New York University Tisch School of the Arts and its Department of Cinema Studies have announced that the first international conference ever organized to explore and celebrate Indian cinema will be held in New York next month. Entitled The Social and Material Life of Indian Cinema: An International Conference, the four-day gathering will assemble for the first time more than 25 scholars from India, the United States, and Europe to reflect on Indian cinema’s complex form and its larger social and cultural context.

The conference, which runs April 20-23, 2006, is open to the public and will take place at NYU’s King Juan Carlos I of Spain Center and at 19 University Place. There is no admission charge. Conference registration will take place on Thurday and Friday, April 20 & 21, between 9:00 a.m. and 2:00 p.m. For detailed information and the full schedule of events, visit www.cinema.tisch.nyu.edu/object/indiancinema.

In addition to seven panel discussions, conference highlights include: a keynote address by Partha Chatterjee, professor of political science at the Center for Studies in Social Sciences, Calcutta, India and professor of anthropology at Columbia University, and two East Coast feature-film premieres to be screened at the Asia Society. The films are Hebert (2005) by Suman Mukhopadhyay, and Parzania (2005) by Rahul Dholakia. The directors of both films will be in attendance.

“It’s only fitting that one of this country’s premiere departments for the study of the history, theory, and criticism of cinema has undertaken the job of conceiving, organizing, and hosting this important conference,” said Mary Schmidt Campbell, dean of the Tisch School of the Arts and associate provost for the arts at NYU. “Indian cinema resonates throughout the world, not only in the obvious geographic locations but in places where non-native speakers appreciate its unique choreography of music, melodrama, fantasy, and spectacle.”

“Over the past decade we have seen a wide spectrum of research on Indian cinema,” said Richard Allen, associate professor of Cinema Studies at NYU’s Tisch School of the Arts and one of the conference organizers. “This conference brings together most of the major scholars on Indian cinema from around the world, as well as new and emerging scholars in the field, in order to take stock of current work and outline directions for future research in the field.

“Moreover, the conference is designed to combine existing approaches to Indian film with new perspectives that recognize the transformative power of globalization on the aesthetic, social, and cultural value of cinema, and thereby foster new ways of thinking about the present and the past.
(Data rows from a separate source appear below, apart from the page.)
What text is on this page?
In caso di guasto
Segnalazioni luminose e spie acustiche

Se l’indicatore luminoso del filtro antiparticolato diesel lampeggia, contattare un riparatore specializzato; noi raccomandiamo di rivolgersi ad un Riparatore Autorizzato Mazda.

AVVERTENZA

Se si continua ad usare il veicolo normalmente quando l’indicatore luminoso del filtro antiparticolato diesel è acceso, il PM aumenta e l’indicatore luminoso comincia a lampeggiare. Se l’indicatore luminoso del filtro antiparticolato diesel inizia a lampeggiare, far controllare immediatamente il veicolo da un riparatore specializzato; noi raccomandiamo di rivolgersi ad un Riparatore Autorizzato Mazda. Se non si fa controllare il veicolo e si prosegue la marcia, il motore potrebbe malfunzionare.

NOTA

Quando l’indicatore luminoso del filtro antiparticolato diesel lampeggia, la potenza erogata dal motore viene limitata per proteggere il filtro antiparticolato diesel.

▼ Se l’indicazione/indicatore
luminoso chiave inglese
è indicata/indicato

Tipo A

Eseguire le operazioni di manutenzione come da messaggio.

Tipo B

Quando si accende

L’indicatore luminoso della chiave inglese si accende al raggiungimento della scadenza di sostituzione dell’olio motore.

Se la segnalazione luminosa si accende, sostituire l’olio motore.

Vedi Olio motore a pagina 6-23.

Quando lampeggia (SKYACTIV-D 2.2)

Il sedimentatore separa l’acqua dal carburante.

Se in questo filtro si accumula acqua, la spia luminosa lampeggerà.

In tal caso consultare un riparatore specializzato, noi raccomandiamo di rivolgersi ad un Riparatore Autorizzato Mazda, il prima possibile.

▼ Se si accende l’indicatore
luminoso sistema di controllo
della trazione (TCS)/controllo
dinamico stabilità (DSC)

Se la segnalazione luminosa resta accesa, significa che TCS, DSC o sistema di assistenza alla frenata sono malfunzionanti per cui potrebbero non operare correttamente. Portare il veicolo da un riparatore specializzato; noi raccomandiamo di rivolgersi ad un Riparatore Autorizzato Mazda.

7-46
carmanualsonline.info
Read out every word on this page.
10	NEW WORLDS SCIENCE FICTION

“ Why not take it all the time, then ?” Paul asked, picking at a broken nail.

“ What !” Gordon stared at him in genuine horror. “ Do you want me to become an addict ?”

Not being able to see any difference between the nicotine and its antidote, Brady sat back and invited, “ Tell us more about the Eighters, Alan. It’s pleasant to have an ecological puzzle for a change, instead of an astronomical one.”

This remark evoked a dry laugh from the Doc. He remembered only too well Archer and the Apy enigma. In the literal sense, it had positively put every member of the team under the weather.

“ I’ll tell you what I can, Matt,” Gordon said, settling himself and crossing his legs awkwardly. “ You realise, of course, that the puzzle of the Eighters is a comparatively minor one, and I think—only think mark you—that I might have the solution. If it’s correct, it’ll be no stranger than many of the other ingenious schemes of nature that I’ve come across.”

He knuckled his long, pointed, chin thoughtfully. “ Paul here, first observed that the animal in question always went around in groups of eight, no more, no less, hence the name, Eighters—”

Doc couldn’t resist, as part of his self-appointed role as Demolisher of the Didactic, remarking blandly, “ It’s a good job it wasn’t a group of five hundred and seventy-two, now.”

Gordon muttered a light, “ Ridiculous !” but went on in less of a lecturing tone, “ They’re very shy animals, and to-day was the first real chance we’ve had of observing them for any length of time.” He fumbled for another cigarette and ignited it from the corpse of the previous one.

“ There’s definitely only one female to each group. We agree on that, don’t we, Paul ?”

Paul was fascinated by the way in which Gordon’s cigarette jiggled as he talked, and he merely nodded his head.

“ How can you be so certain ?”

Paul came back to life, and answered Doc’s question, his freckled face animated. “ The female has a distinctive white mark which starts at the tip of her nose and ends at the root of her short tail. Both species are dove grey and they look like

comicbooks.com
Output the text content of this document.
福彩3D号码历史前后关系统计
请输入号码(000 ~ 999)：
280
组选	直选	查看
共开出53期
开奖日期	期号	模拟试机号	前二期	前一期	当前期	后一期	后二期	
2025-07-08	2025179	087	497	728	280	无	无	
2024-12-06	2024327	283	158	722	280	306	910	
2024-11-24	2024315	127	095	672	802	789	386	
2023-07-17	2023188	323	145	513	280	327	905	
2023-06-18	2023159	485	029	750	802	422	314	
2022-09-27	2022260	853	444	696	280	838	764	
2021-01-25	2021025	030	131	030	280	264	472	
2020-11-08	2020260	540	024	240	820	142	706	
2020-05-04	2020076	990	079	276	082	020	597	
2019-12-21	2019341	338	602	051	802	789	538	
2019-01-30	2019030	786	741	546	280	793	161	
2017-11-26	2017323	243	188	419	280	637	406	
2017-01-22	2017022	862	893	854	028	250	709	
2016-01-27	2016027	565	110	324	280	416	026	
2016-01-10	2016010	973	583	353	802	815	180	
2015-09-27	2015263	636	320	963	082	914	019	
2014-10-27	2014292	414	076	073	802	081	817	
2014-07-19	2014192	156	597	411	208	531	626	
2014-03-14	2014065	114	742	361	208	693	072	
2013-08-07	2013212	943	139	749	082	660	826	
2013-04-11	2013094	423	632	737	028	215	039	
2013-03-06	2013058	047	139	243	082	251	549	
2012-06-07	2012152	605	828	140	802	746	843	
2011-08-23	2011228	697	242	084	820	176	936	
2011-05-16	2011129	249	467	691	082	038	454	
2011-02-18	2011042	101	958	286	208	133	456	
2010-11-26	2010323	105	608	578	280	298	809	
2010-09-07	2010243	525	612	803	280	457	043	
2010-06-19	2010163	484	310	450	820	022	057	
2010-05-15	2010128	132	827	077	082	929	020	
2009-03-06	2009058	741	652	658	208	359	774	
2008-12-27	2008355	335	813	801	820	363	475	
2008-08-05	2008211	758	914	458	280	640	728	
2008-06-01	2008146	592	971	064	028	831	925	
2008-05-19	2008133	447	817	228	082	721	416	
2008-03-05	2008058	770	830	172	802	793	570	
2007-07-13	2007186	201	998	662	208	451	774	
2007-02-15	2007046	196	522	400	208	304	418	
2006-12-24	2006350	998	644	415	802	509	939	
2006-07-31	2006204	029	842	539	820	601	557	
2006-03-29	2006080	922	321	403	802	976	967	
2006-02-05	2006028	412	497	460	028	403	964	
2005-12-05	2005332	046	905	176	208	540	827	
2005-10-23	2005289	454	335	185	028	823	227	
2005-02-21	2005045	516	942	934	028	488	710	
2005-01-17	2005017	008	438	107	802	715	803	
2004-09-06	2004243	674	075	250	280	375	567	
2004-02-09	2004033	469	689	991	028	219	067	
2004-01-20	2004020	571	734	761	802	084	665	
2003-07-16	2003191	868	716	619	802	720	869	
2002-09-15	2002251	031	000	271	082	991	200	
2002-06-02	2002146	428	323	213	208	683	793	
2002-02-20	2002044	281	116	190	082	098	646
We hope this unique gathering of scholars from India, Europe, and North America will initiate new collaborations across disciplines and within specialist subject areas, thus expanding the parameters and boundaries of Indian film studies,” he added.

In addition to Allen, the conference committee comprises Ranjani Mazumdar, associate professor at the School of Arts & Aesthetics at Jawaharlal Nehru University and an independent filmmaker, and Aparna John, doctoral candidate in the Department of Cinema Studies at NYU’s Tisch School of the Arts.

The Social and Material Life of Indian Cinema has been organized by the Department of Cinema Studies, Skirball Center for New Media and Film at New York University’s Tisch School of the Arts. It is made possible by the generous support of Merrill Lynch and the Ford Foundations, together with many institutions across NYU, including the International Center for Advanced Studies, The Humanities Council, The Center for Media, Culture, and History, The Center for Religion and Media, and the Kervorkian Center.

Conference participants are: Anna McCarthy, NYU; Arvind Rajagopal, NYU; Ashish Rajadhyaksha, author and scholar; Bhaskar Sarkar, University of California, Santa Barbara; Corey K. Creekmur, University of Iowa; Dana Polan, NYU; Gyan Prakash, Princeton University; Ira Bhaskar, Jawaharlal Nehru University; Jyotika Virdi, University of Windsor, Ontario; Kaushik Bhaumik, Ferguson Centre for African and Asian Studies, UK; Lalitha Gopalan, Georgetown University; Jonathan Kahana, NYU; M.S.S. Pandian, Centre for Studies in Developing Societies, Delhi; Madhava Prasad, Central Institute of English and Foreign Languages, Hyderabad; Manishita Das, Swarthmore College; Moinak Biswas, Jadavpur University, Calcutta; Neepa Majumdar, University of Pittsburgh; Nitin Govil, University of California, San Diego; Parag Amladi, scholar, and film producer; Philip Lutgendorf, University of Iowa; Priya Jaikumar, University of Southern California; Robert Sklar, NYU; Rashmi Doraiswamy, Jamia Millia Islamia; Ravi Vasudevan, Centre for the Study of Developing Societies, Delhi, and SARI; Rachel Dwyer, SOAS, University of London; Richard Peña, Film Society of Lincoln Center; Rosie Thomas, University of Westminster, London; Shohini Ghosh, Jamia Millia Islamia, New Delhi; Sudhir Mahadevan, NYU; Sumita Chakravarty, The New School, Eugene Lang College; Suranjan Ganguly, University of Colorado at Boulder; and Tejaswini Ganti, NYU.